Esattamente quello che si può trovare in “Ieri è un altro giorno”, uno spettacolo davvero divertente in scena al Teatro Franco Parenti a Milano fino al 6 di gennaio. Tratto da uno dei maggiori successi teatrali francesi degli ultimi anni, scritto da Sylvain Meyniac e Jean François Cros e nominato miglior commedia ai Molière 2014, “Ieri è un altro giorno” è portato sulle scene italiane da una compagnia particolarmente affiatata. In prima linea Gianluca Ramazzotti e Antonio Cornacchione, sotto la direzione del regista dell’allestimento originale francese, Eric Civanyan.

La storia si apre in sordina sulla monotonia di una giornata di Pietro Paolucci (Gianluca Ramazzotti), un irreprensibile avvocato, che sogna da tempo di trasferirsi in uno studio di Londra. Pur di raggiungere il suo scopo, Paolucci decide di compiere un atto eticamente riprovevole, assecondando le richieste di Bernardo (Antonio Conte), il suo datore di lavoro e Federico (Alessandro Sampaoli), il genero di quest’ultimo. Il suo gesto avrà delle conseguenze inaspettate, scatenate dall’entrata in scena di un bizzarro personaggio (Antonio Cornacchione) che ha molto a che vedere con la ripetitività sconvolgente di ogni singolo momento di un’unica giornata. Come in una sorta di folle caleidoscopio, si ripropongono diverse sfaccettature di una stessa situazione, in un crescendo di sviluppi imprevedibili ed esilaranti, fino a un originale epilogo, in cui fa capolino anche un risvolto romantico.

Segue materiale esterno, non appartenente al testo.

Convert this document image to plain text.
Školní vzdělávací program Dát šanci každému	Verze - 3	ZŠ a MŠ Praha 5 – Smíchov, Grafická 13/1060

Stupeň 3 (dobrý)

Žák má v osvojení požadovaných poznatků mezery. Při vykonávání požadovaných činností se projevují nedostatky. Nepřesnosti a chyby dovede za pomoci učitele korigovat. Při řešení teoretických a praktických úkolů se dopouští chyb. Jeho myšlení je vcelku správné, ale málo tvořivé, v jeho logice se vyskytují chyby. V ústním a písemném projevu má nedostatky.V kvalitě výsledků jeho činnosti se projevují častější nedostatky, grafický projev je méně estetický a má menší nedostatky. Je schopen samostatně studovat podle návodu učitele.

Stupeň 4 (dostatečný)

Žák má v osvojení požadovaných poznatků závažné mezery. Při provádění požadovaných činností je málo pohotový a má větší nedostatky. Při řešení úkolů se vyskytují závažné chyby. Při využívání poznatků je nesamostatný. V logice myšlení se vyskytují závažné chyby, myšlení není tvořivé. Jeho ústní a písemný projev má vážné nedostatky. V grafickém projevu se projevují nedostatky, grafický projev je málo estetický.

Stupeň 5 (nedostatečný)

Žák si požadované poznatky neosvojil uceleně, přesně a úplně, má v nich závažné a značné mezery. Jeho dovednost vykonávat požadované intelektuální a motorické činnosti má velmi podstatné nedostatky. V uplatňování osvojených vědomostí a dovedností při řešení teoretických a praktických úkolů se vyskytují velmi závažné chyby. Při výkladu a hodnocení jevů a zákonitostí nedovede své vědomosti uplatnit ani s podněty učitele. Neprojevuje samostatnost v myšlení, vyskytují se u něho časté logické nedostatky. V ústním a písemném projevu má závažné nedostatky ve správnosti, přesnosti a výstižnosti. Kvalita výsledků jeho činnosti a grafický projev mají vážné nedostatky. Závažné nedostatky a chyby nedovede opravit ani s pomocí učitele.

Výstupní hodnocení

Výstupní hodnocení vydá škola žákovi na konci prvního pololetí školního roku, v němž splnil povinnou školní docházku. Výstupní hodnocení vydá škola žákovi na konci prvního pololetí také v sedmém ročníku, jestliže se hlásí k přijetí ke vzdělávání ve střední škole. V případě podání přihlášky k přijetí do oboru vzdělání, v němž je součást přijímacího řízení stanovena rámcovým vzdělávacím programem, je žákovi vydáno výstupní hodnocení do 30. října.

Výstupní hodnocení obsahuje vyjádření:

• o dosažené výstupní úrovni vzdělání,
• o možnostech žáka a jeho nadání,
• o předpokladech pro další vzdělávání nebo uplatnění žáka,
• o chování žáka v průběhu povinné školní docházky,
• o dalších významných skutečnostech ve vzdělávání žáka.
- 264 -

“Ieri è un altro giorno” è una commedia perfettamente costruita con un ritmo così serrato da non concedere pause al divertimento. Merito soprattutto delle ottime prove di Gianluca Ramazzotti e Antonio Cornacchione, che formano un duo comico formidabile, ben coadiuvati da Milena Miconi, Bianca Maria Lelli, Antonio Conte e Alessandro Sampaoli. Molto curata anche la regia di Civanyan, così come la traduzione italiana del testo francese Luca Barcellona e David Conati.